The monochrome lens has also made its way into other devices, including Motorola's flagships and the Sony Xperia XZ2 Premium. However, monochrome lenses are far less common in the modern smartphone market than depth and macro lenses.

However, photos taken in true black and white tend to have stronger contrast than those that pass through a filter, with deeper shadows and brighter highlights. Also, the monochrome lens increases the amount of light that hits the image sensor, improving the detail and vibrancy of colored photos taken with the main lens.

Examples of Phones: Huawei P50 Pro

Cameras With 2, 3, or 4 Lenses (or More!)

Samsung Galaxy S22 Ultra in different colors
Image Credit: Samsung

In addition to the ones mentioned above, several niche phones have interesting uses for their multi-camera setups. The most notable one is the Huawei Honor View 20, which came out in early 2019. It features a unique time-of-flight camera that is used to capture 3D images.

Meanwhile, in 2018, Samsung released the Galaxy A9, a mid-range device that was the world's first quadruple rear camera smartphone. In addition to its primary lens, it features a telephoto lens, a depth sensor, and a wide-angle lens.

Fast-forward to 2022, and more smartphone makers include quadruple-camera setups spearheaded by the Galaxy S22 Ultra. Still, every smartphone camera lens has a function. Read more on how the Galaxy S21 Ultra utilizes its camera arsenal for excellent photography.

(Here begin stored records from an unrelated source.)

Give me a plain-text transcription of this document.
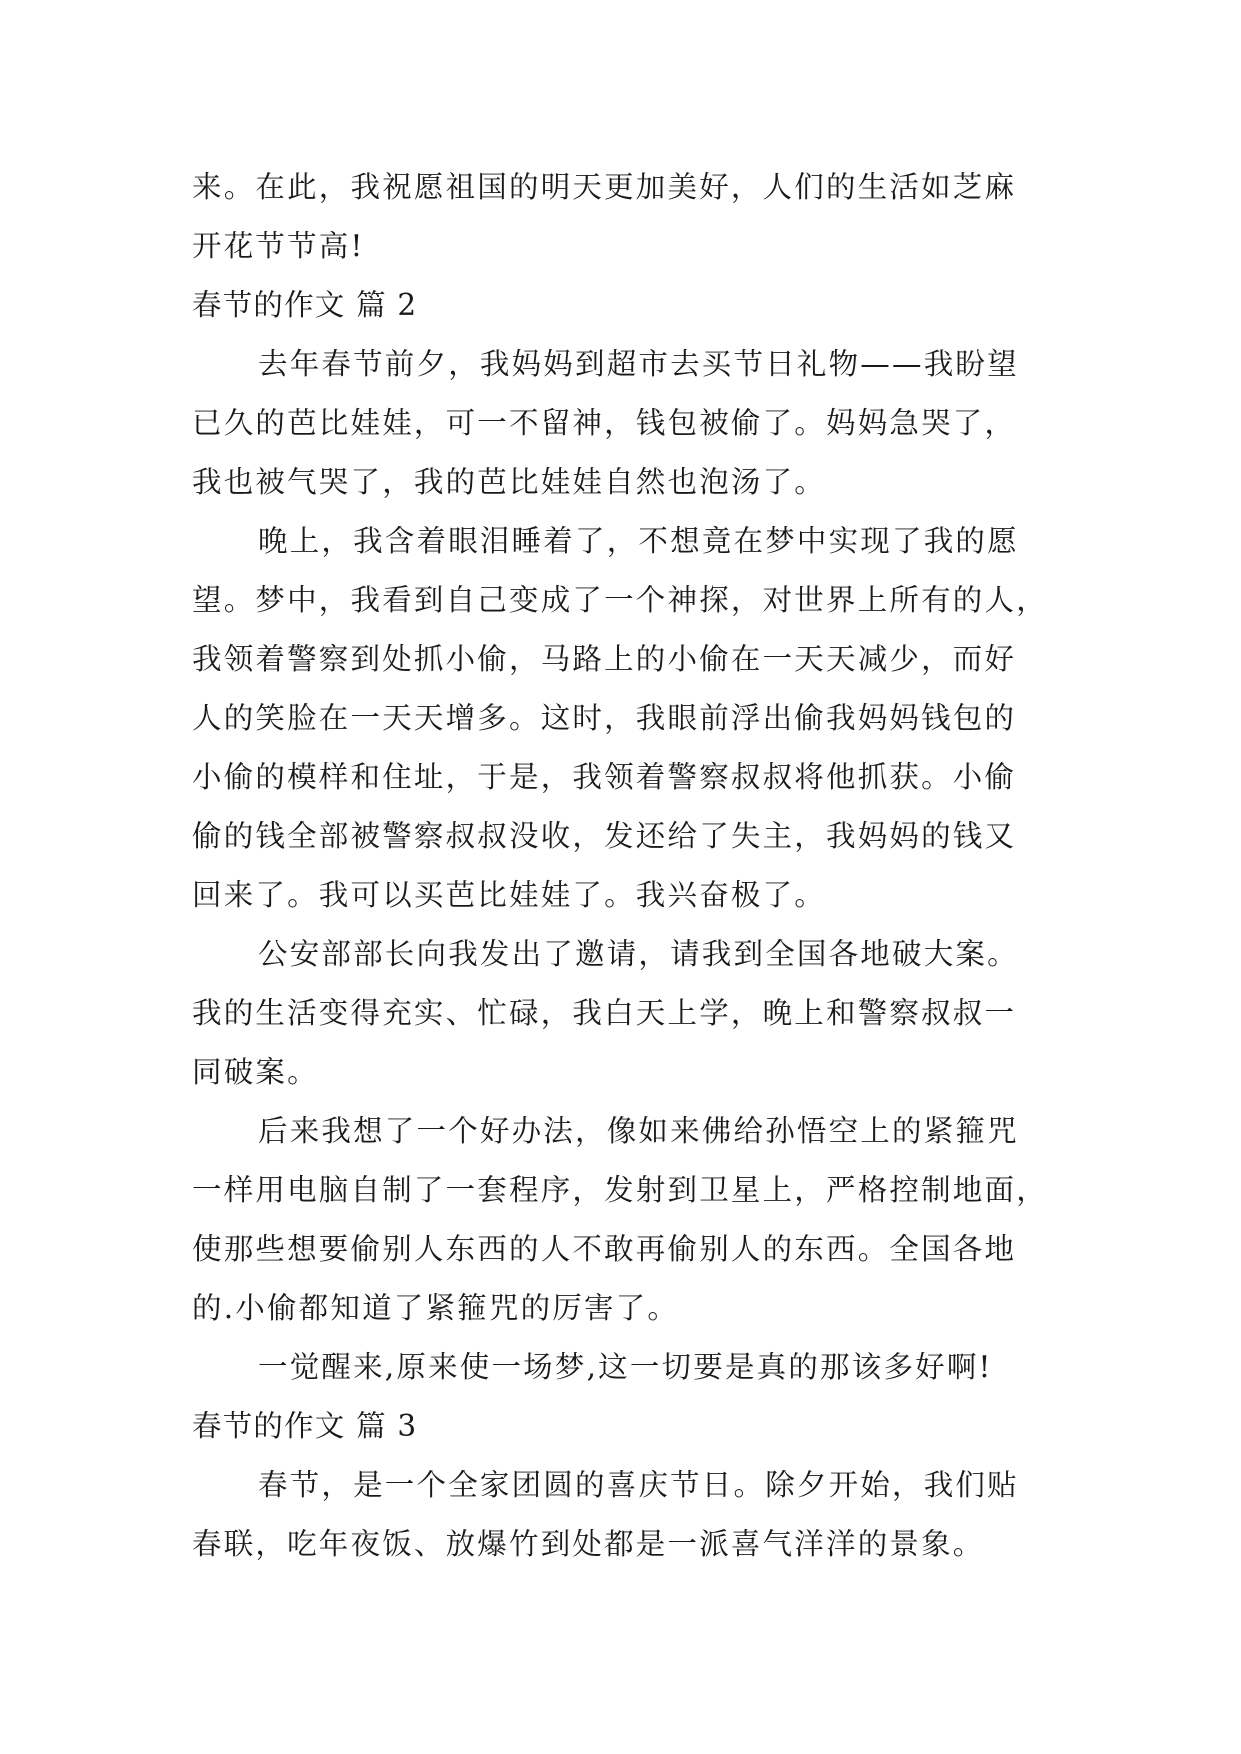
来。在此，我祝愿祖国的明天更加美好，人们的生活如芝麻
开花节节高!
春节的作文 篇 2
去年春节前夕，我妈妈到超市去买节日礼物——我盼望
已久的芭比娃娃，可一不留神，钱包被偷了。妈妈急哭了，
我也被气哭了，我的芭比娃娃自然也泡汤了。
晚上，我含着眼泪睡着了，不想竟在梦中实现了我的愿
望。梦中，我看到自己变成了一个神探，对世界上所有的人，
我领着警察到处抓小偷，马路上的小偷在一天天减少，而好
人的笑脸在一天天增多。这时，我眼前浮出偷我妈妈钱包的
小偷的模样和住址，于是，我领着警察叔叔将他抓获。小偷
偷的钱全部被警察叔叔没收，发还给了失主，我妈妈的钱又
回来了。我可以买芭比娃娃了。我兴奋极了。
公安部部长向我发出了邀请，请我到全国各地破大案。
我的生活变得充实、忙碌，我白天上学，晚上和警察叔叔一
同破案。
后来我想了一个好办法，像如来佛给孙悟空上的紧箍咒
一样用电脑自制了一套程序，发射到卫星上，严格控制地面，
使那些想要偷别人东西的人不敢再偷别人的东西。全国各地
的.小偷都知道了紧箍咒的厉害了。
一觉醒来,原来使一场梦,这一切要是真的那该多好啊!
春节的作文 篇 3
春节，是一个全家团圆的喜庆节日。除夕开始，我们贴
春联，吃年夜饭、放爆竹到处都是一派喜气洋洋的景象。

Mobile Cameras Keep Getting Better

Whether your phone has four rear lenses or a single rear lens, the photos that it's taking are much better than phones from just a few years ago.

Which phone should you get? It depends on what you want to do. Do you take many photos of big cityscapes or group shots with a lot of people in them? Then an ultra-wide-angle camera works wonders.

Do you fill your Instagram feed with dramatic, striking pictures of urban life? A monochrome lens will be very useful. There's a great smartphone camera for every use case and every budget.

At the end of the day, the quality of a picture depends just as much on the photographer as it does on the camera.